“But I wired him.”

“Like as not the message is over in his box at the P.O. He’ll be in town to-morrow. He’s shipping cattle for Stillwell.”

“Meanwhile I must go to a hotel. Will you please—”

If he heard her last words he showed no evidence of it. A noise outside had attracted his attention. Madeline listened. Low voices of men, the softer liquid tones of a woman, drifted in through the open door. They spoke in Spanish, and the voices grew louder. Evidently the speakers were approaching the station. Footsteps crunching on gravel attested to this, and quicker steps, coming with deep tones of men in anger, told of a quarrel. Then the woman’s voice, hurried and broken, rising higher, was eloquent of vain appeal.
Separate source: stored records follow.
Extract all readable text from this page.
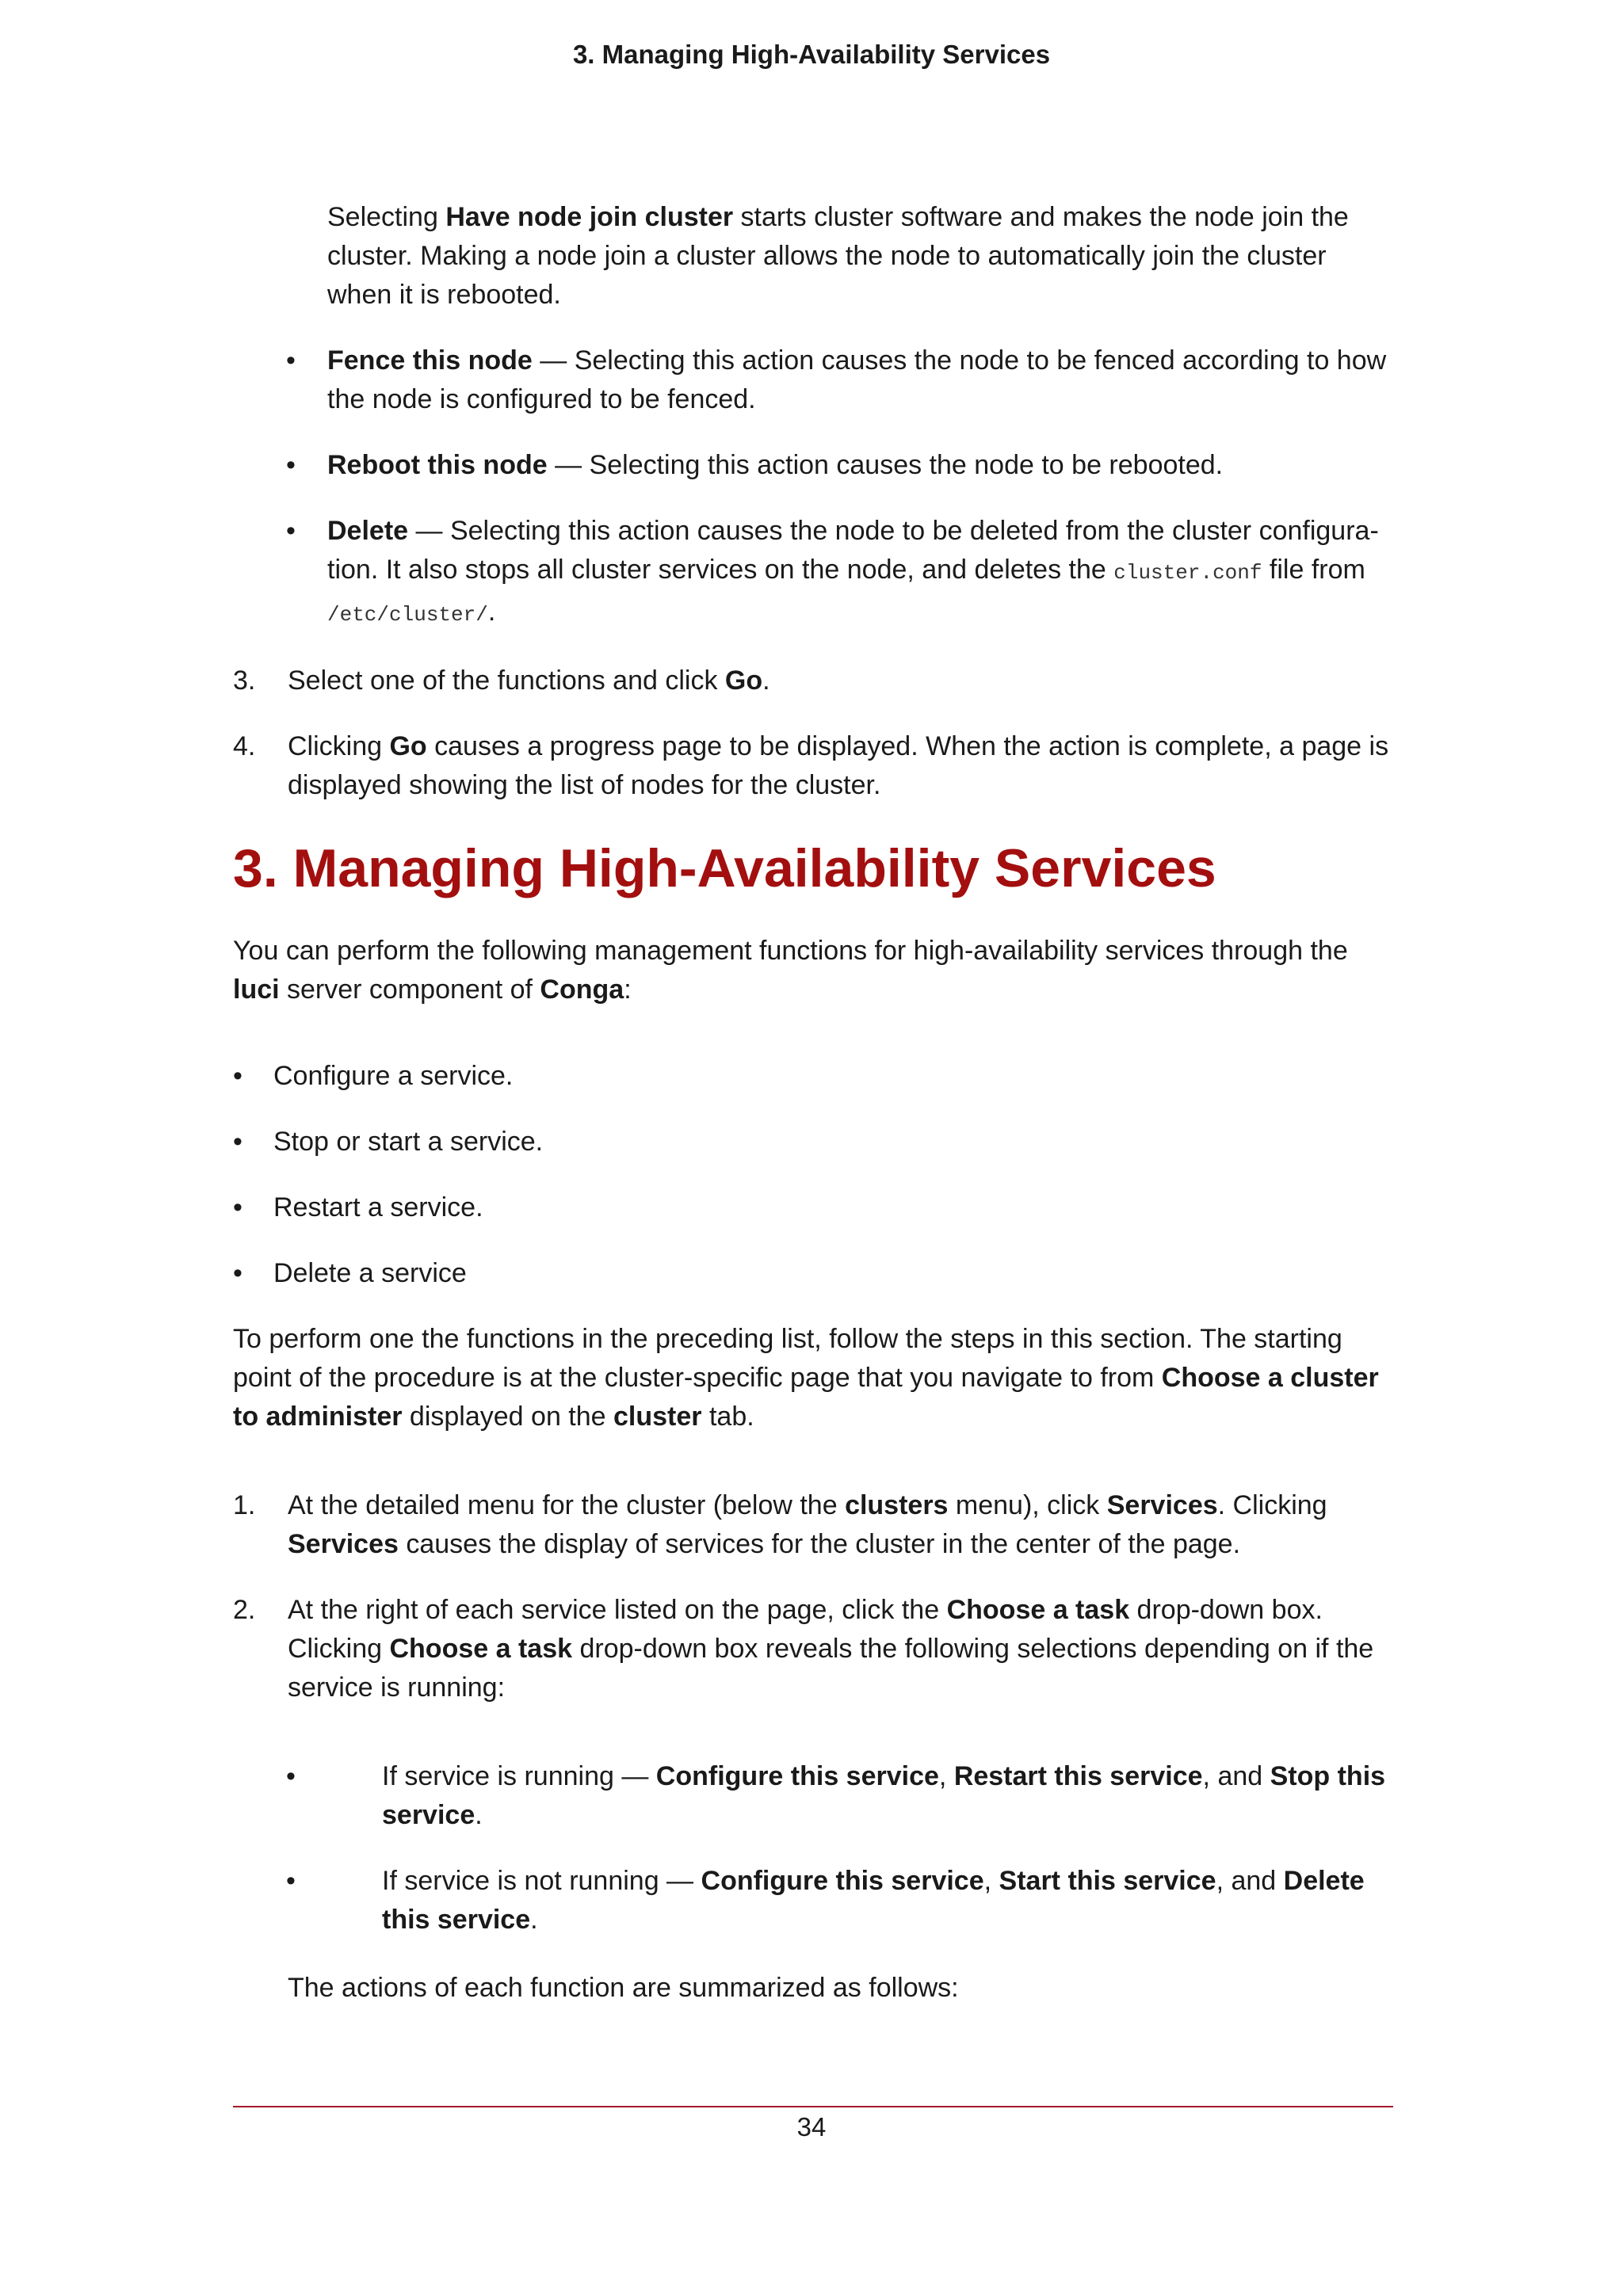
3. Managing High-Availability Services

Selecting Have node join cluster starts cluster software and makes the node join the cluster. Making a node join a cluster allows the node to automatically join the cluster when it is rebooted.

• Fence this node — Selecting this action causes the node to be fenced according to how the node is configured to be fenced.
• Reboot this node — Selecting this action causes the node to be rebooted.
• Delete — Selecting this action causes the node to be deleted from the cluster configura-tion. It also stops all cluster services on the node, and deletes the cluster.conf file from /etc/cluster/.
3. Select one of the functions and click Go.
4. Clicking Go causes a progress page to be displayed. When the action is complete, a page is displayed showing the list of nodes for the cluster.
3. Managing High-Availability Services

You can perform the following management functions for high-availability services through the luci server component of Conga:

• Configure a service.
• Stop or start a service.
• Restart a service.
• Delete a service

To perform one the functions in the preceding list, follow the steps in this section. The starting point of the procedure is at the cluster-specific page that you navigate to from Choose a cluster to administer displayed on the cluster tab.

1. At the detailed menu for the cluster (below the clusters menu), click Services. Clicking Services causes the display of services for the cluster in the center of the page.
2. At the right of each service listed on the page, click the Choose a task drop-down box. Clicking Choose a task drop-down box reveals the following selections depending on if the service is running:
•	If service is running — Configure this service, Restart this service, and Stop this service.
•	If service is not running — Configure this service, Start this service, and Delete this service.

The actions of each function are summarized as follows:

34
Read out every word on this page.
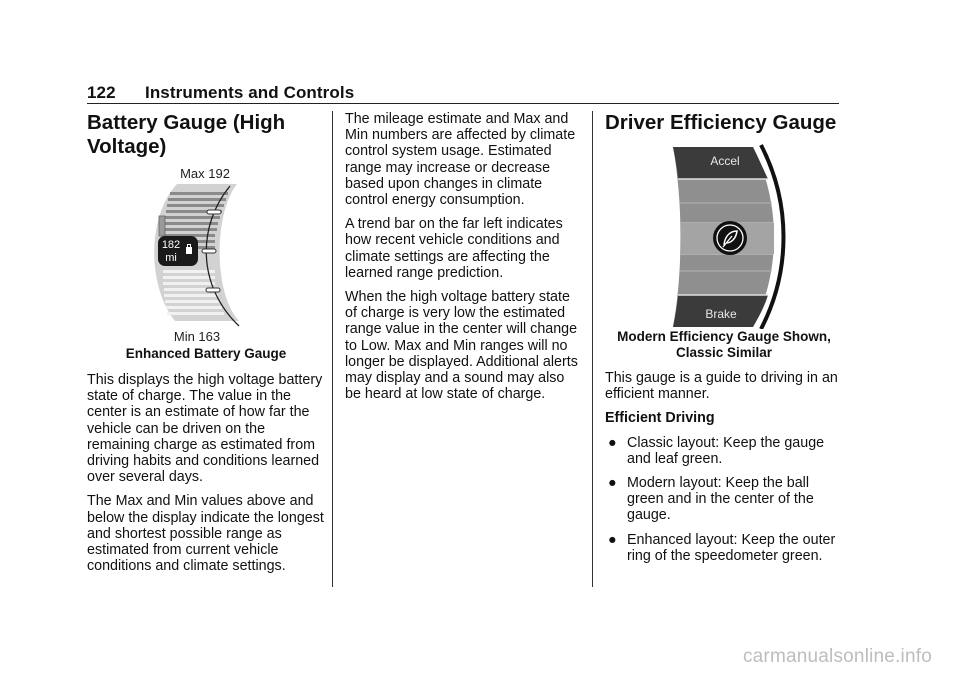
122 Instruments and Controls
Battery Gauge (High Voltage)
182
mi
Max 192
Min 163
Enhanced Battery Gauge

This displays the high voltage battery state of charge. The value in the center is an estimate of how far the vehicle can be driven on the remaining charge as estimated from driving habits and conditions learned over several days.

The Max and Min values above and below the display indicate the longest and shortest possible range as estimated from current vehicle conditions and climate settings.

The mileage estimate and Max and Min numbers are affected by climate control system usage. Estimated range may increase or decrease based upon changes in climate control energy consumption.

A trend bar on the far left indicates how recent vehicle conditions and climate settings are affecting the learned range prediction.

When the high voltage battery state of charge is very low the estimated range value in the center will change to Low. Max and Min ranges will no longer be displayed. Additional alerts may display and a sound may also be heard at low state of charge.

Driver Efficiency Gauge
Accel
Brake
Modern Efficiency Gauge Shown, Classic Similar

This gauge is a guide to driving in an efficient manner.

Efficient Driving

● Classic layout: Keep the gauge and leaf green.
● Modern layout: Keep the ball green and in the center of the gauge.
● Enhanced layout: Keep the outer ring of the speedometer green.
carmanualsonline.info
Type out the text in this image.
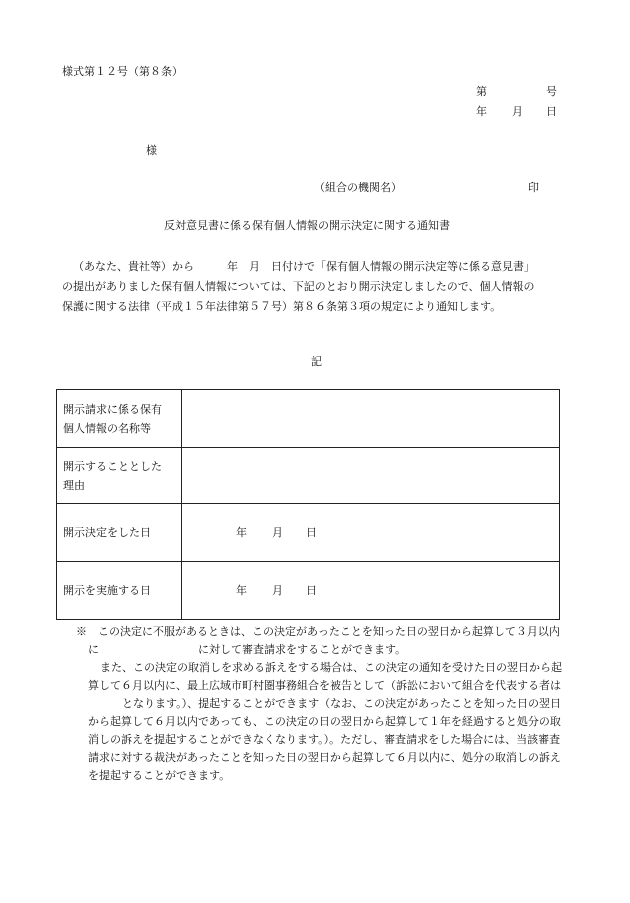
様式第１２号（第８条）
第	号
年 月 日
様
（組合の機関名）	印
反対意見書に係る保有個人情報の開示決定に関する通知書
（あなた、貴社等）から　　　年　月　日付けで「保有個人情報の開示決定等に係る意見書」
の提出がありました保有個人情報については、下記のとおり開示決定しましたので、個人情報の
保護に関する法律（平成１５年法律第５７号）第８６条第３項の規定により通知します。
記
開示請求に係る保有
個人情報の名称等	

開示することとした
理由	

開示決定をした日	年 月 日
開示を実施する日	年 月 日
※　この決定に不服があるときは、この決定があったことを知った日の翌日から起算して３月以内
に　　　　　　　　　に対して審査請求をすることができます。
また、この決定の取消しを求める訴えをする場合は、この決定の通知を受けた日の翌日から起
算して６月以内に、最上広域市町村圏事務組合を被告として（訴訟において組合を代表する者は
となります。）、提起することができます（なお、この決定があったことを知った日の翌日
から起算して６月以内であっても、この決定の日の翌日から起算して１年を経過すると処分の取
消しの訴えを提起することができなくなります。）。ただし、審査請求をした場合には、当該審査
請求に対する裁決があったことを知った日の翌日から起算して６月以内に、処分の取消しの訴え
を提起することができます。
The cowboy’s demeanor startled Madeline into anticipation of something dreadful. She was not deceived. From outside came the sound of a scuffle—a muffled shot, a groan, the thud of a falling body, a woman’s low cry, and footsteps padding away in rapid retreat.

Madeline Hammond leaned weakly back in her seat, cold and sick, and for a moment her ears throbbed to the tramp of the dancers across the way and the rhythm of the cheap music. Then into the open door-place flashed a girl’s tragic face, lighted by dark eyes and framed by dusky hair. The girl reached a slim brown hand round the side of the door and held on as if to support herself. A long black scarf accentuated her gaudy attire.

“Senor—Gene!” she exclaimed; and breathless glad recognition made a sudden break in her terror.

“Bonita!” The cowboy leaped to her. “Girl! Are you hurt?”

“No, Senor.”

He took hold of her. “I heard—somebody got shot. Was it Danny?”